They used to be coffee-table books: rich-looking, expensive tomes, lavishly illustrated, rich bindings, glossy paper, exquisite typefaces. It didn't matter whether you ever read them; they looked great on display. They told visitors that this was a house filled with people who had class.
Today, video sets are home video's equivalent of coffee-table books. Strategically displayed throughout the house, the following video sets should make the Joneses want to keep up with you.
No one expects you to sit through 15 hours of director Werner Rainier Fassbinder's Berlin Alexanderplatz in a sitting. But why not display this monumental film classic? It's on eight videocassettes (931 minutes) and available from MGM/UA for about $400. Try to find the time to sample it an hour at a time. It's a gripping account of Berlin in the late 1920s and '3Os that, like a good book, once you start you won't be able to put down.
If you crave instant culture, there's no better way to start than with two stunning classical music packages. Few have seen the uncut version of the eight-hour-plus movie Wagner starring Richard Burton in the title role and a host of amazingly good British and European actors surrounding him (including John Gielgud, Laurence Olivier and Ralph Richardson). You can show off the four-cassette, boxed edition from Kultur (less than $125).

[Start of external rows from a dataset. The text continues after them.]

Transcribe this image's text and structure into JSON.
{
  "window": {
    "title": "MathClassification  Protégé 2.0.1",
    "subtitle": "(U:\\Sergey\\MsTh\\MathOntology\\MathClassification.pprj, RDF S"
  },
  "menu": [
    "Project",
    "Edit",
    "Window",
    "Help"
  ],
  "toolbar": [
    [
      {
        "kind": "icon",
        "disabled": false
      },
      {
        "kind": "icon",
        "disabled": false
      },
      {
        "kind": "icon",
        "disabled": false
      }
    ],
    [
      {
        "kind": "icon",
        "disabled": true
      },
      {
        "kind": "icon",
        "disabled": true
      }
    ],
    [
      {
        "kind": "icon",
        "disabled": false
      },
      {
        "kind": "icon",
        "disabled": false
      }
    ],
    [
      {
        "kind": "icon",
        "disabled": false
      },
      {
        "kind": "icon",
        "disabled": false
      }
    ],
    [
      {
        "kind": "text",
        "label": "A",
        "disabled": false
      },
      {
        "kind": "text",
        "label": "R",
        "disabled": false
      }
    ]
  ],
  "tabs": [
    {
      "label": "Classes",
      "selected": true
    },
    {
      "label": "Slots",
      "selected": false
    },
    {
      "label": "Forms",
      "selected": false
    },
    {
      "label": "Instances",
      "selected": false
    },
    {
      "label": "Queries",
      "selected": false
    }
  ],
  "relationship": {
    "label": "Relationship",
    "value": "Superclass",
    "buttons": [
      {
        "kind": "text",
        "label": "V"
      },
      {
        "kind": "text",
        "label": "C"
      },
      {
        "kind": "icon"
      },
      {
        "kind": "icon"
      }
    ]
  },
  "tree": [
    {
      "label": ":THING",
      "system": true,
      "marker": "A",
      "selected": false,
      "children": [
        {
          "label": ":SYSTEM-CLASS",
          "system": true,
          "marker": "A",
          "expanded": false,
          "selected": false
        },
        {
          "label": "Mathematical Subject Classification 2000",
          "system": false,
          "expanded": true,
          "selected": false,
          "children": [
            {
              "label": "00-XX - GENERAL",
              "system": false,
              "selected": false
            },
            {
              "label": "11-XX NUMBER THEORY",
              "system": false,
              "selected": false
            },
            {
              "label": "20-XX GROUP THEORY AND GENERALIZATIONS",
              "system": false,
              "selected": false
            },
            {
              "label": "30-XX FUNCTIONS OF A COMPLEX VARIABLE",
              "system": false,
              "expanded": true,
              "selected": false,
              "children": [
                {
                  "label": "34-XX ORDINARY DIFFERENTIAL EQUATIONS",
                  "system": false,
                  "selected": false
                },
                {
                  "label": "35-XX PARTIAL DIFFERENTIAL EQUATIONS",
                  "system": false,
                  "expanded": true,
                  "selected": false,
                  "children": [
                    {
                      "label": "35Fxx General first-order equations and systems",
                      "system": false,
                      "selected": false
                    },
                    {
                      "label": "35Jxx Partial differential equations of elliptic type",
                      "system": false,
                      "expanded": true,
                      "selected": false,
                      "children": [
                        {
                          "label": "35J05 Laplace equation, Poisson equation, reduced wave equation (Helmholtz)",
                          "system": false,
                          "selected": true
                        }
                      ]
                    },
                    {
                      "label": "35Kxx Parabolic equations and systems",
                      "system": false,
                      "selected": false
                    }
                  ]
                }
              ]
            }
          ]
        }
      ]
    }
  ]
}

Equally impressive is The Life of Verdi, the complete 10-hour English-Italian-German TV miniseries (Kultur, four videocassettes, less than $125). While "Wagner" only features snippets from Wagner's operas, "The Life of Verdi" is filled to the brim with staged opera scenes surrounding a wonderfully acted biography with Ronald Pickup in the title role. Kultur packages each in an attractive coffee-table size container with "Wagner" featuring a picture of Burton on the cover, and "Verdi" featuring a picture of the composer.
History books on display show visitors you have an understanding of the past. The boxed, six-videocassette edition of The March of Time (Nelson, less than $150) serves the same purpose. Three dozen vintage newsreels survey the world before, during and after World War II-it's an entertaining if not wholly accurate potpourri of movie drama, radio newscasts and newsreel documentary footage.
Vietnam: The 10,000 Day War (six tapes, Nelson, less than $150) covers 1945-75 with interviews and rare footage. It will give anyone who wasn't there a good sense of what happened, how it happened and why it happened.
Some coffee-table books actually are fun to look at. So are many boxed home video sets. The Godfather: The Complete Epic (three cassettes, 450 minutes, Paramount, less than $180) is director Francis Ford Coppola's television version of the Corleone epic, a chronological re-editing of the two "Godfather" films. It runs about 13 minutes longer than both movies combined and includes several scenes that never made TV because censors thought they were too rough for the medium. Everyone's here: Marlon Brando, Al Pacino, Robert De Niro, Robert Duvall, James Caan, Diane Keaton and an assortment of other fine actors. It's the perfect introduction to "The Godfather, Part III," now showing in theaters. Astaire and Rogers (RKO, three tapes, less than $100) is a neat packaging idea with three of Fred and Ginger's "KO films in mint condition ("Top Hat," "Shall We Dance" and perhaps their greatest film, "Swing Time") with black-and-white stills from the productions and an "original studio edition" box. It's a gorgeous tribute to the greatest movie dance team.
If you want to turn your bookcase into a home video archive, try any of the multicassette series. The obvious place to start is with The MGM Great Books (MGM/UA, each less than $25). Each video volume apes fine book bindings and includes some legitimate classics ("Little Women," "David Copperfield" and "Dr. Jekyll and Mr. Hyde") impersonated by MGM stars (Katharine Hepburn, Elizabeth Taylor, W.C. Fields, Ingrid Bergman and Spencer Tracy).
There's also National Geographic Video (Vestron, each less than $30), about two dozen titles from the TV series including "Secrets of the Titanic." Victory at Sea (Nelson, each less than $20), 26 individual volumes of the historic TV series on WW II edited from millions of feet of war footage and featuring the familiar music of composer Richard Rodgers. The collection is also available in six "Special Collectors Edition" series, with each tape averaging about two hours.
Star Trek: The TV Series (Paramount, less than $15 apiece), 61 volumes, each a 51-minute episode with the exception of "The Menagerie, Parts I and II," a special double episode package.
Peanuts (Kartes, each less than $12) comes to home video with a dozen 25-minute tapes showing off the animated adventures of Charles Schulz's popular characters.